GitHub patched 18 vulnerabilities during the year, including five affecting GitHub Enterprise Server and 13 affecting GitHub Cloud. Four of the cloud flaws were classified as critical, including CVE-2025-178, which the report described as a composite GitHub Action vulnerability with a CVSS score of 10.0 that allowed arbitrary code execution.

Microsoft Azure DevOps had two critical vulnerabilities patched in 2025. One was CVE-2025-47158, which the report said allowed unauthenticated attackers to bypass authentication and manipulate assumed-immutable data, resulting in network-based privilege escalation.

Rising pressure

The report presented the trend as a challenge for organisations that rely on hosted and on-premise development tools to manage code, workflows and software delivery. It pointed to the scale of these ecosystems, citing more than 180 million developers and 630 million repositories on GitHub, 50 million users on GitLab and 15 million developers using Bitbucket to manage about 30 million repositories.

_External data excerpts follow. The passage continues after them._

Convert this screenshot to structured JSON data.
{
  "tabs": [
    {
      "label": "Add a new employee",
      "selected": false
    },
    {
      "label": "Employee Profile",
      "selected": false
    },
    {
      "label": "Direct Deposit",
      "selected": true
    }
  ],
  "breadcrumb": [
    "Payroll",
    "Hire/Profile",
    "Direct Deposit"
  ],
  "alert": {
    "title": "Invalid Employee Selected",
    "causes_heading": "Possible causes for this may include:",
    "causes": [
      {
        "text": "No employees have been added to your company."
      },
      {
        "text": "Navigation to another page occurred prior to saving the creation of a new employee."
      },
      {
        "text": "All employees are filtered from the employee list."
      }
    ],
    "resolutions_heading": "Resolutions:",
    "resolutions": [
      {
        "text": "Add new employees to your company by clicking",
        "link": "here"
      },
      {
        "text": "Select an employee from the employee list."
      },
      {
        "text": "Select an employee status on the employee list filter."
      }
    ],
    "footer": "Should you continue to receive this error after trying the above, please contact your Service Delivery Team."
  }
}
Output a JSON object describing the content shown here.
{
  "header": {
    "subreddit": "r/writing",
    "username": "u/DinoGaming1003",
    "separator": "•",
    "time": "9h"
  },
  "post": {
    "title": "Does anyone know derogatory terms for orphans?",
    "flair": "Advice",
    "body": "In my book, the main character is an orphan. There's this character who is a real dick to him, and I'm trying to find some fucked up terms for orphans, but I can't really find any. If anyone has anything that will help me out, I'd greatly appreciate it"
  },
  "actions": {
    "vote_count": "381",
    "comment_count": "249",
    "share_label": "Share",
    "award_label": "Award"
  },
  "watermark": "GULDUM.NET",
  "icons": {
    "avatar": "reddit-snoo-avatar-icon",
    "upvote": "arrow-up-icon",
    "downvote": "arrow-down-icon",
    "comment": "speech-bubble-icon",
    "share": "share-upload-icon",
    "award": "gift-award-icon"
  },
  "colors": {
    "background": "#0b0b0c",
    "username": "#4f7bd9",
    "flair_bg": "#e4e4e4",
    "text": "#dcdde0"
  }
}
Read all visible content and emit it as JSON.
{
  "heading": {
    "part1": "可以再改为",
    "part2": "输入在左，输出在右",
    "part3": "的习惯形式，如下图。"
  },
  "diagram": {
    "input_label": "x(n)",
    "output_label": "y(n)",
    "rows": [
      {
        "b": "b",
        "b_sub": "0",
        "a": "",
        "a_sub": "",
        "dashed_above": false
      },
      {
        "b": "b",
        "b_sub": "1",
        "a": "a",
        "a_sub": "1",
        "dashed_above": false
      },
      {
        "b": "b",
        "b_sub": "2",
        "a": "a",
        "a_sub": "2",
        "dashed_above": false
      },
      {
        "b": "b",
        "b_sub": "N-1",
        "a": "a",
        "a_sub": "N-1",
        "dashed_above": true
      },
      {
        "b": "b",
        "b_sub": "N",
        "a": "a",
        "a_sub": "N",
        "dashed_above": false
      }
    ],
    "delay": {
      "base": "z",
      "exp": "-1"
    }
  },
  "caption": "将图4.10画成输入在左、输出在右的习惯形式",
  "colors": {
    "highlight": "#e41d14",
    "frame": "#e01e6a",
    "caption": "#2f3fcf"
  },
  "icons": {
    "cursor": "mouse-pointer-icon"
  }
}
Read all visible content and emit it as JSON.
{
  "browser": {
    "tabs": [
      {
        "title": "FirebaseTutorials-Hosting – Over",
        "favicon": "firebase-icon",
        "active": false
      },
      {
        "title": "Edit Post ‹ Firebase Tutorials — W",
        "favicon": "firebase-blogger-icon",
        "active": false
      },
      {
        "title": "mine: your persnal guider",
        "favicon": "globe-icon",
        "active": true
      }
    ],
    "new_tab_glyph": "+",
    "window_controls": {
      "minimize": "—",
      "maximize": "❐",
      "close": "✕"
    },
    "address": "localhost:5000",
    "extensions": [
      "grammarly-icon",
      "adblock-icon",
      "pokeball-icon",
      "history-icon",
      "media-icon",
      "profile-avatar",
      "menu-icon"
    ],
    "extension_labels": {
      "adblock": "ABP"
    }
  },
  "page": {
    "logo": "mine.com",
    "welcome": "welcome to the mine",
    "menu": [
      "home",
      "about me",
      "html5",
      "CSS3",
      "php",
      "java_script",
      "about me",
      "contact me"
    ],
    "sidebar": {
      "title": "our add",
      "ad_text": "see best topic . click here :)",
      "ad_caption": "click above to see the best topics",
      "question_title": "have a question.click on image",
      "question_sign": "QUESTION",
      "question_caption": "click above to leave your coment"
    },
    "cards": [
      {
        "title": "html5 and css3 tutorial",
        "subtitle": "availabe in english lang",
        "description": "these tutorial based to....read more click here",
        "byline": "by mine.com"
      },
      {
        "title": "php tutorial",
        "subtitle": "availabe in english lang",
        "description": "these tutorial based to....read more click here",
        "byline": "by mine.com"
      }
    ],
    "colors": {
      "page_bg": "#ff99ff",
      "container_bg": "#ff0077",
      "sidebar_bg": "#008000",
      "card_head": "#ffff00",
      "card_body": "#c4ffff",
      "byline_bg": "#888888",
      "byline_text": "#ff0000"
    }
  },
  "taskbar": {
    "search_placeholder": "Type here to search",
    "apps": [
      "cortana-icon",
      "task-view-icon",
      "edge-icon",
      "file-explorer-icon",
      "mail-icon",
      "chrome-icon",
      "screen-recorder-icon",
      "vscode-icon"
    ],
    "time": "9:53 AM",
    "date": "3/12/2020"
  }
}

These platforms sit at the centre of software development operations, so security flaws affect not only platform operators but also customers managing source code and internal workflows. High and critical vulnerabilities can expose organisations to unauthorised access, privilege escalation and system compromise if left unresolved.

The findings also showed that severity increased alongside volume. High-severity flaws climbed 55%, from 39 in the first half to 87 in the second, while the final quarter posted a 76% increase in total patched vulnerabilities compared with the first quarter.

GitProtect.io argued that users of DevOps platforms still bear responsibility for protecting their own data even when vendors patch infrastructure flaws. It said organisations should maintain independent backups of repositories and metadata to preserve access to critical information during platform incidents or maintenance.

GitProtect.io is part of Xopero Software and provides backup and recovery products for data held in systems including Jira, Bitbucket, GitHub, GitLab and Azure DevOps. Its products are used by more than 2,000 organisations in more than 60 countries.

The report said the tools used to build and manage software are under constant scrutiny, requiring development and security teams to prioritise rapid patching and vigilant management.